Ce jour 1er août, la cour se réunissait pour donner son verdict sur l’appel de Tommy Robinson.
Le juge présidant l’appel a statué dès le début que la cour rejetait l’appel contre le verdict de Canterbury de l’an dernier (3 mois de prison avec sursis pour entrave à la justice), mais qu’elle cassait le procès de Leeds, et que Tommy devait être libéré dès aujourd’hui.
Ezra Levant, l’ancien patron de Tommy l’an dernier, patron de The Rebel Media, a twitté pendant et juste avant le verdict, assistant à la session à la demande de la famille de Tommy.
Il précise en attendant les juges qu’il a appris les conditions inhumaines de détention de Tommy.
Les autorités laissaient les prisonniers tambouriner à la porte de la cellule de Tommy et lui crier après, y compris des menaces de mort.
Il y a une fenêtre dans la cellule de Tommy, pour avoir de l’air frais, surtout qu’il a fait très chaud pendant le mois écoulé en Angleterre. Les autorités laissaient des détenus cracher par cette fenêtre, si bien que Tommy a dû la fermer. Encore une forme de torture psychologique (et quelque peu physique).
Les matons ont laisse “accidentellement” ouverte la porte de la cellule de Tommy à 3 occasions, le laissant risquer une agression physique grave.

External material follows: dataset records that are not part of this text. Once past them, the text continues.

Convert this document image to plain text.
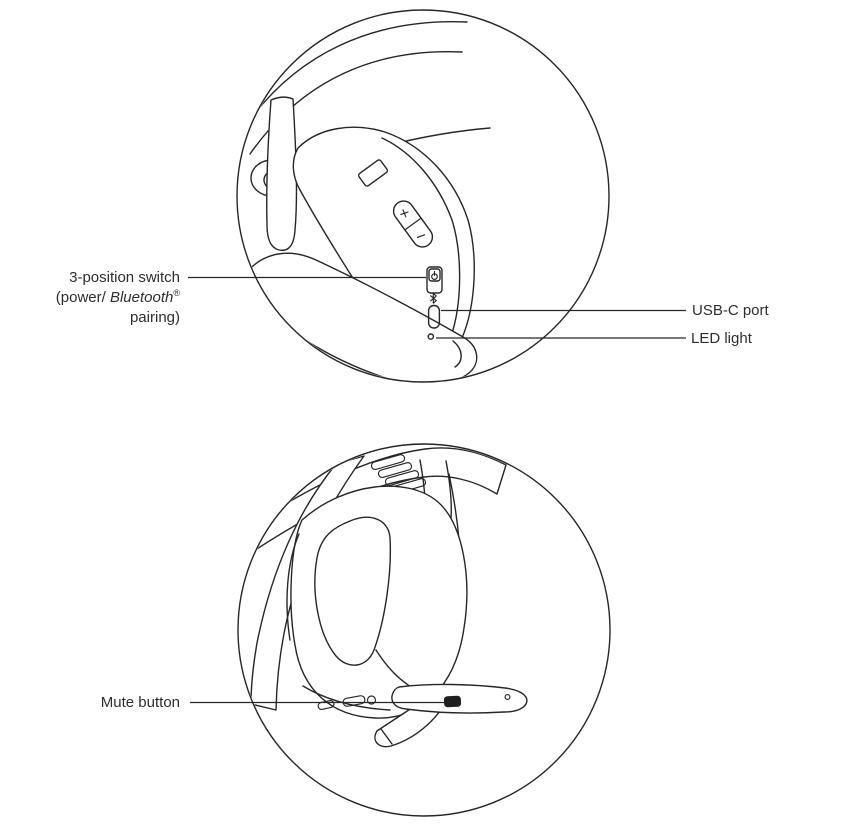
3-position switch
(power/ Bluetooth®
pairing)	USB-C port
LED light
Mute button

Tommy n’était autorisé à téléphoner chez lui qu’à l’heure du déjeuner, quand ses enfants étaient à l’école (les grandes vacances anglaises ont commence le 14 juillet dernier). C’était une décision punitive et arbitraire de la part de la prison.

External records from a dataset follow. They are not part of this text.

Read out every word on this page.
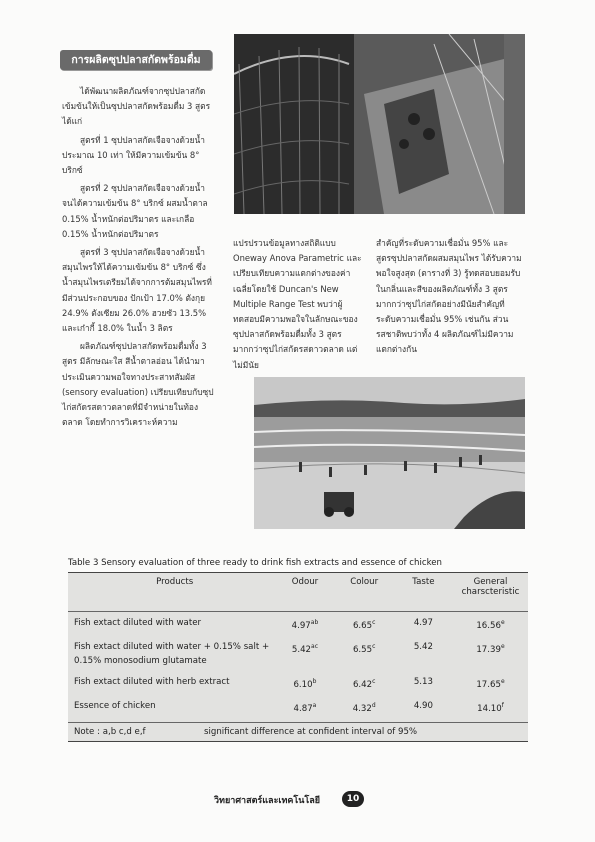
การผลิตซุปปลาสกัดพร้อมดื่ม

ได้พัฒนาผลิตภัณฑ์จากซุปปลาสกัดเข้มข้นให้เป็นซุปปลาสกัดพร้อมดื่ม 3 สูตร ได้แก่

สูตรที่ 1 ซุปปลาสกัดเจือจางด้วยน้ำประมาณ 10 เท่า ให้มีความเข้มข้น 8° บริกซ์

สูตรที่ 2 ซุปปลาสกัดเจือจางด้วยน้ำจนได้ความเข้มข้น 8° บริกซ์ ผสมน้ำตาล 0.15% น้ำหนักต่อปริมาตร และเกลือ 0.15% น้ำหนักต่อปริมาตร

สูตรที่ 3 ซุปปลาสกัดเจือจางด้วยน้ำสมุนไพรให้ได้ความเข้มข้น 8° บริกซ์ ซึ่งน้ำสมุนไพรเตรียมได้จากการต้มสมุนไพรที่มีส่วนประกอบของ ปักเป้า 17.0% ตังกุย 24.9% ตังเซียม 26.0% ฮวยซัว 13.5% และเก๋ากี้ 18.0% ในน้ำ 3 ลิตร

ผลิตภัณฑ์ซุปปลาสกัดพร้อมดื่มทั้ง 3 สูตร มีลักษณะใส สีน้ำตาลอ่อน ได้นำมาประเมินความพอใจทางประสาทสัมผัส (sensory evaluation) เปรียบเทียบกับซุปไก่สกัดรสดาวตลาดที่มีจำหน่ายในท้องตลาด โดยทำการวิเคราะห์ความ

แปรปรวนข้อมูลทางสถิติแบบ Oneway Anova Parametric และเปรียบเทียบความแตกต่างของค่าเฉลี่ยโดยใช้ Duncan's New Multiple Range Test พบว่าผู้ทดสอบมีความพอใจในลักษณะของซุปปลาสกัดพร้อมดื่มทั้ง 3 สูตรมากกว่าซุปไก่สกัดรสดาวตลาด แต่ไม่มีนัย
สำคัญที่ระดับความเชื่อมั่น 95% และสูตรซุปปลาสกัดผสมสมุนไพร ได้รับความพอใจสูงสุด (ตารางที่ 3) รู้ทดสอบยอมรับในกลิ่นและสีของผลิตภัณฑ์ทั้ง 3 สูตรมากกว่าซุปไก่สกัดอย่างมีนัยสำคัญที่ระดับความเชื่อมั่น 95% เช่นกัน ส่วนรสชาติพบว่าทั้ง 4 ผลิตภัณฑ์ไม่มีความแตกต่างกัน
Table 3 Sensory evaluation of three ready to drink fish extracts and essence of chicken
Products	Odour	Colour	Taste	General charscteristic
Fish extact diluted with water	4.97$^{ab}$	6.65$^c$	4.97	16.56e
Fish extact diluted with water + 0.15% salt + 0.15% monosodium glutamate
5.42$^{ac}$	6.55$^c$	5.42	17.39e
Fish extact diluted with herb extract	6.10$^b$	6.42$^c$	5.13	17.65e
Essence of chicken	4.87$^a$	4.32$^d$	4.90	14.10$^f$
Note : a,b c,d e,f	significant difference at confident interval of 95%
วิทยาศาสตร์และเทคโนโลยี	10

Non seulement une peine de prison de 13 mois pour entrave à la justice était inouïe, sans précédent en Angleterre et disproportionnée, mais en plus, Tommy était à l’isolement et dans des conditions de détention punitives et scandaleuses.
Même Amnesty International n’a pas daigné s’intéresser au cas de Tommy, puisqu’il n’est pas de gauche.
Quant aux journalistes de Reporters sans Frontières, où étaient-ils ? Tommy a été explicitement emprisonné pour avoir fait un reportage sur un procès. C’est en raison de son journalisme qu’il a été condamné. Mais Reporters sans Frontières l’a totalement ignoré, car Tommy n’est pas de gauche.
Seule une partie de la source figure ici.